In this guide, we’ll walk you through a few different options for seasoning your cast iron skillets without using your oven. We’ll also give you some hints and tricks to make the process easier.
1. Buy Pre-Seasoned
This is really the easiest way to get a cast iron skillet seasoned without using an oven. Many companies today sell pre-seasoned skillets. Some hardcore cooks might tell you that this is cheating, but it is safer than buying a pan lined with Teflon or ceramic.
Also, you get the amazing benefits of a super versatile pan that goes from the stove to the oven or over direct flame, without an issue.
Buying pre-seasoned doesn’t necessarily mean that you need to buy a new skillet, either. We love scoping out the cast iron cookware in antique stores and our local thrift store.
Many times, you can find amazing skillets, in perfectly great condition, with that beautiful layer of seasoning. A quick wash in warm water, and you’re ready to cook.
2. Use Your Stove Top
If you have a skillet that needs to have its seasoning refreshed, but you would rather not fire up your oven, then a great option for you is to season your pan on the stove top.

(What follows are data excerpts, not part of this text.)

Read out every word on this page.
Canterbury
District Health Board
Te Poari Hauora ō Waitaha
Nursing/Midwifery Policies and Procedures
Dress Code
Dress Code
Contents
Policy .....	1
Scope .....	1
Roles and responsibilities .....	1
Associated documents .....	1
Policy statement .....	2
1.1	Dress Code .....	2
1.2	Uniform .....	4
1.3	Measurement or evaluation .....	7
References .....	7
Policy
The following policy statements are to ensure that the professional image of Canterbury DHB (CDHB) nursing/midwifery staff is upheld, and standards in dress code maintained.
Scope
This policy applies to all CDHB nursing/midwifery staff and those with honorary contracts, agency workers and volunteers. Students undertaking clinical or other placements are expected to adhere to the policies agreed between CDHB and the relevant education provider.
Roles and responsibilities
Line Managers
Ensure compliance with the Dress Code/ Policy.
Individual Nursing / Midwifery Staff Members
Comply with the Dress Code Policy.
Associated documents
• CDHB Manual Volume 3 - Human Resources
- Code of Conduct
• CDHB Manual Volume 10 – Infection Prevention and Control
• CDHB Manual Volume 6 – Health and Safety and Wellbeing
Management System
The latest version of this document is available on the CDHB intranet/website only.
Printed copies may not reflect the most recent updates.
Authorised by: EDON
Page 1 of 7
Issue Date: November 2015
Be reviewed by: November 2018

This is also your solution if you need to re-season a cast iron skillet or griddle when you’re camping. Honestly, this is the “traditional” way to season cast iron, but it does require a bit more effort than using your oven.

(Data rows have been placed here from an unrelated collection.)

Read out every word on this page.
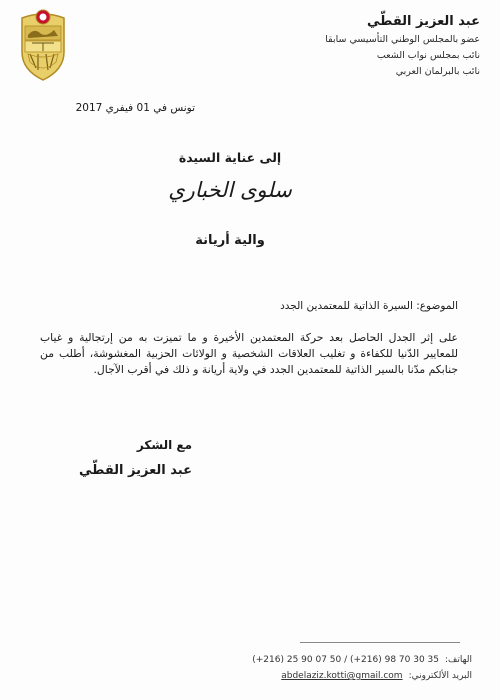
عبد العزيز القطّي
عضو بالمجلس الوطني التأسيسي سابقا
نائب بمجلس نواب الشعب
نائب بالبرلمان العربي
تونس في 01 فيفري 2017
إلى عناية السيدة
سلوى الخباري
والية أريانة
الموضوع: السيرة الذاتية للمعتمدين الجدد
على إثر الجدل الحاصل بعد حركة المعتمدين الأخيرة و ما تميزت به من إرتجالية و غياب للمعايير الدّنيا للكفاءة و تغليب العلاقات الشخصية و الولائات الحزبية المغشوشة، أطلب من جنابكم مدّنا بالسير الذاتية للمعتمدين الجدد في ولاية أريانة و ذلك في أقرب الآجال.
مع الشكر
عبد العزيز القطّي
(+216) 25 90 07 50 / (+216) 98 70 30 35 الهاتف:
abdelaziz.kotti@gmail.com البريد الألكتروني:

Here are the steps to seasoning your skillet on the stove-top.
Step 1 – Thoroughly wash your skillet
Use warm water, and a small amount of soap if necessary. Remember that dish soap cuts grease, so too much soap can strip way some of your existing seasoning.

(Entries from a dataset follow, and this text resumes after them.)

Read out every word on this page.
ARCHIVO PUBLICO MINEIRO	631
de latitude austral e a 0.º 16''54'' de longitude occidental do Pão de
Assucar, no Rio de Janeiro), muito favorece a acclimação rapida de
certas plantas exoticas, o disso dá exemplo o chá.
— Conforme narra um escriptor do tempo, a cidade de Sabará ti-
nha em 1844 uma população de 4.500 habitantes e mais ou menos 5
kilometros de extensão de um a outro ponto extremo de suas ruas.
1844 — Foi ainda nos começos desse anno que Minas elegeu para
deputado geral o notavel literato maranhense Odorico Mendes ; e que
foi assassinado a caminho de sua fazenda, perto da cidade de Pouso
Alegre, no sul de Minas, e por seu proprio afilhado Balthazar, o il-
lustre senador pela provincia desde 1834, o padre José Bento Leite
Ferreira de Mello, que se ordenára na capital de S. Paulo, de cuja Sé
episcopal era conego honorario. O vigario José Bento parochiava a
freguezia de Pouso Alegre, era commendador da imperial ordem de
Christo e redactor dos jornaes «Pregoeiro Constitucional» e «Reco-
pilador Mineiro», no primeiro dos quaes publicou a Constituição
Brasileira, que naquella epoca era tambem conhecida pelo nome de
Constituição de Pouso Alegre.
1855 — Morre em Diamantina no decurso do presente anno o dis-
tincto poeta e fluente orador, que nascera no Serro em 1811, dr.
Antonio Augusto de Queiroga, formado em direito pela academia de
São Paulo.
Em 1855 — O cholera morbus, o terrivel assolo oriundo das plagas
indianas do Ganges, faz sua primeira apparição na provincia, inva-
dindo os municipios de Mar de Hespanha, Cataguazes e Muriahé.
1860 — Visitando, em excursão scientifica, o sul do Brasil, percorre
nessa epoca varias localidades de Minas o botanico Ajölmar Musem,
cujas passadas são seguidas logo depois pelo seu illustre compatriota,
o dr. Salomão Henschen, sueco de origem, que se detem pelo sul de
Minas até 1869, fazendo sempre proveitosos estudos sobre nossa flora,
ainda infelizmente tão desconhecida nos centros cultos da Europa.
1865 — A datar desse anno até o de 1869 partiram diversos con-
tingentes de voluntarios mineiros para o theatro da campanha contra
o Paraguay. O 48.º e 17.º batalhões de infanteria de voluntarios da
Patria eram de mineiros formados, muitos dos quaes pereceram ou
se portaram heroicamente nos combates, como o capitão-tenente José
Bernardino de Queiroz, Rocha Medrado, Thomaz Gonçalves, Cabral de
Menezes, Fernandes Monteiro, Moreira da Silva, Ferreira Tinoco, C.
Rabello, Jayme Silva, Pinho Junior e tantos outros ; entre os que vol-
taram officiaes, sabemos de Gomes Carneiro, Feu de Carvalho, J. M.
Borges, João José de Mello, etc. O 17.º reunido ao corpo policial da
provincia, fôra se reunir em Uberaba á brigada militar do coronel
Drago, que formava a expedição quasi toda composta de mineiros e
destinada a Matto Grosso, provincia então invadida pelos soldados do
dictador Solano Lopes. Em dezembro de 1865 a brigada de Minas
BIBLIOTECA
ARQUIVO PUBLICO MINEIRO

Step 2 – Dry using a paper towel
We don’t recommend using a cloth towel. Your cast iron can stain cloth towels.
Step 3 – Coat your pan with oil
We prefer vegetable oil or Crisco for best results. However, any low flavor oil will work just fine. Use a paper towel to spread the oil.
Step 4 – Heat the skillet on the burner
We prefer medium to medium-high heat. You’ll know it’s ready when it starts to smoke a little.
Step 5 – Turn off the heat and let the pan cool
Do make sure you let your pan set for a good while. Cast iron does take some time to cool, and you don’t want to burn yourself.
3. Season with Foods
So, maybe you’re not keen on buying a pre-seasoned skillet, or maybe you just don’t feel completely comfortable seasoning your skillet right now. That’s OK, there’s an option for you as well. Frankly, if you don’t want to purchase pre-seasoned cast iron, this is the next easiest way to season your skillet.
This magic process? Cook in your skillet. Preferably something greasy or fried. Think pork chops or fried chicken. Foods that have a lot of natural oil or fat, or foods that require some fat for cooking are a simple way to introduce grease to your cast iron skillet.
Now, it is important for us to point out that if your skillet is brand new, and not pre-seasoned, this could be a bit frustrating. The purpose of seasoning a skillet is to create a layer of oil that sticks to the pan, and creates a non-stick coating. If you don’t season before cooking in your skillet, you’ll find that your food sticks to the pan.
This will get better with time, and it’s important to note that this is actually common with all new cast iron, even skillets that have been seasoned. It takes many uses to create that nice seasoned layer.
4. Hints and Tricks
So now that you know how to season a skillet without using your oven, it’s time to toss out some handy hints and tricks to help you get the most from your skillet and your seasoning process.
So there you have it. Our guide to seasoning your cast iron skillet, without using an oven. We hope that by comparing the two options it inspires you to step away from your non-stick pans, and start using the versatile and reliable product that is cast iron.
And while seasoning is an essential part of caring for your cast iron, now, it’s no longer a daunting task, one that can be done with or without your oven.